Au Canada, le Bureau de certification des captures (BCC) de Pêches et Océans Canada (MPO) est l'autorité compétente qui délivre des certificats de captures, notamment le Certificat d'exportation de capture étrangère conformément à l'annexe IV du règlement de l'Union européenne sur la pêche illicite, non déclarée et non réglementée obtenu par le biais du Système de certification des pêches (SCP). Pour de plus amples renseignements sur le processus et pour l'inscription au Système de certification des pêches, prière de visiter le site Web.

Il est important pour tous les exportateurs de s'inscrire et de créer le profil de leur entreprise dans le Système de certification des pêches bien avant de présenter une demande de certificat de capture. L'entrée dans le système de l'approbation de l'inscription et du profil de l'entreprise peut prendre jusqu'à 2 ou 3 semaines. Aucune demande de Certificats de capture ne sera acceptée si l'entreprise n'est pas enregistrée dans le système.

Pour communiquer avec le Bureau de certification des captures, prière d'utiliser l'un des moyens suivants:

  • Sans-frais en Amérique du Nord : 1-888-641-6464
  • Téléphone : 613-998-8100
  • Télécopieur : 613-990-5301
  • Courriel: CCO-BCC_Info@dfo-mpo.gc.ca

Pour de l'information à jour sur la réglementation de l'Union européenne ou le Bureau de certification des captures, nous vous invitons également à visiter le site Web du Renouvellement des pêches sous la section Traçage et traçabilité.

7.2 Poisson transformé à partir de matières premières importées aux fins d'exportation vers l'Union européenne

Dans le Système de certification des pêches (SCP) du MPO, le Certificat d'exportation de capture étrangère est utilisé afin de respecter les exigences de l'annexe IV du règlement de l'UE sur la pêche illicite, non déclarée et non réglementée (INN).

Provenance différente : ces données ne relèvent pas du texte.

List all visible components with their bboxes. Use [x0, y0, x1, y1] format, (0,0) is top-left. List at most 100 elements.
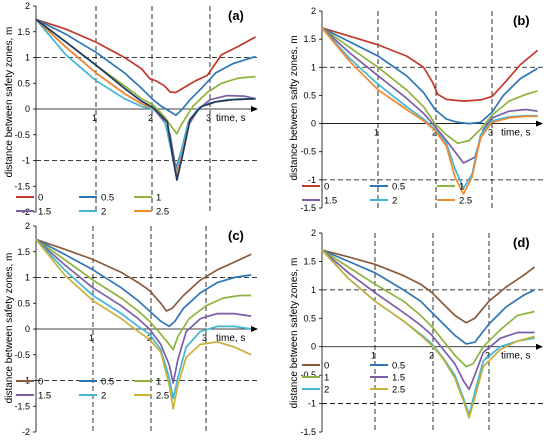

Les exportateurs canadiens qui importent des matières premières ou des produits de la pêche d'un pays tiers, et les exportent vers l'UE peuvent utiliser le SCP pour présenter une demande de Certificat d'exportation de capture étrangère. Les exportateurs canadiens doivent être inscrits au SCP, et obtenir un numéro de certificat sanitaire de l'UE avant de présenter leur demande.

7.3 Produits exportés vers des pays tiers qui par la suite seront exportés vers l'UE

Si une entreprise canadienne exporte ses produits vers un pays tiers, qui lui les exportera vers l'UE (c.-à-d. exportation indirecte vers l'UE), l'entreprise canadienne doit fournir uniquement un Certificat de capture du Canada à l'exportateur du pays tiers. Il revient à l'exportateur final d'obtenir les documents mentionnés à l'annexe IV auprès des autorités compétentes de son pays avant d'envoyer les produits dans les pays de l'UE.